Weathering the storms
With yesterday’s threatening weather here in Massachusetts, I decided this morning that I would try to focus on what I can control in my life. Sometimes it is hard to see the big picture, or know what the future holds, but I can pay attention to and celebrate what is in front of me. After dropping my children off safely at school, I returned to the shelter of my home, with its roof securely attached, stepped outside into my debris-free backyard, where the hundred-year-old pines where still standing, and looked up at the clear blue sky and breathed in the cooled off air. I snipped some flowers from my admittedly neglected gardens and gathered them for the photo above. Sometimes I forget how much beauty is around me. Today was the perfect time to take a moment and be thankful for it.
Even though I feel like I am going through a transitional phase in my life and am experiencing more stress and uncertainty than usual, I am grateful that the problems I am faced with are not the unimaginable ones. What would you do if the roof of your home blew off? If all the contents of your life were pulled out of context and went swirling up into the sky only to land miles away from where you put them last? How would you react if you were given a brief warning period to “take cover?” What would you try to save? Who would you most want to protect?

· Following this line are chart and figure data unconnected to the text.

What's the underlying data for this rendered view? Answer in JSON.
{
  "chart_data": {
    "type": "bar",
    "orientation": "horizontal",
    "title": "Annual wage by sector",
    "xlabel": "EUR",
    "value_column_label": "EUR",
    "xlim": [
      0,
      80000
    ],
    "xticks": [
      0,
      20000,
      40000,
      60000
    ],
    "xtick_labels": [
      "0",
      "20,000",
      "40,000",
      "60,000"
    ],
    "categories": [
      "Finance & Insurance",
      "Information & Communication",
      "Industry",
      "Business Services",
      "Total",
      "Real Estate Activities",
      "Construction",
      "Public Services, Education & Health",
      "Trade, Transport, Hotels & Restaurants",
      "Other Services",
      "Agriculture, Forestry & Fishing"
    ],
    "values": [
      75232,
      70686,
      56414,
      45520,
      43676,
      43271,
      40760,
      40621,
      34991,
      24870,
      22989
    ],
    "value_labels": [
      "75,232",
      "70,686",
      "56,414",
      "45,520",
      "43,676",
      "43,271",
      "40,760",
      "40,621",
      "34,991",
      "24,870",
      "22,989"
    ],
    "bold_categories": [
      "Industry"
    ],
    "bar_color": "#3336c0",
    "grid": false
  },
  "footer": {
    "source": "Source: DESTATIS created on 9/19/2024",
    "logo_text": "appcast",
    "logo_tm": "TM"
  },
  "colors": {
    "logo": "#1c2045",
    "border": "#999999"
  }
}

Yesterday, I spent the day glued to my twitter stream, where I first heard about the impending tornadoes, and later spent hours in front of the television, snuggled tightly on the couch with my boys all around me, as we kept an eye on what Mother Nature was doing to the cities and towns not that far away from us. Earlier, I had texted my husband, “Where are you?” When he told me he was working in Hopkington, which was one of the Western Massachusetts towns on the take cover list, I ordered him to stay put until the storm passed. Of course he joked that they were about to get on the road and do some storm chasing, but he did manage to get home without incident despite the swirling winds and pounding rain. I honestly did not rest until the lightening showers ended which was pretty close to midnight.
Even with all of the advance notice, that a tornado may strike, how did I spend those eight or so hours? Mostly too worried to do anything productive. My main concern was that my family was safely at home. Did I pack up some family photos just in case I had to bring them down into the basement with us? Yes. Did I stop when I ran out of room in the suitcase? Yes. I decided I’d rather just sit with my kids until the storm passed than run around like a crazy person trying to preserve memories “just in case.” Because what really matters is people and not things. Just being there for each other, through good times and bad, sometimes has to be enough. None of us know when we will be face to face with a “state of emergency,” and sometimes even when we have been given notice, there is nothing more we can do than take one day, one hour or one breath at a time.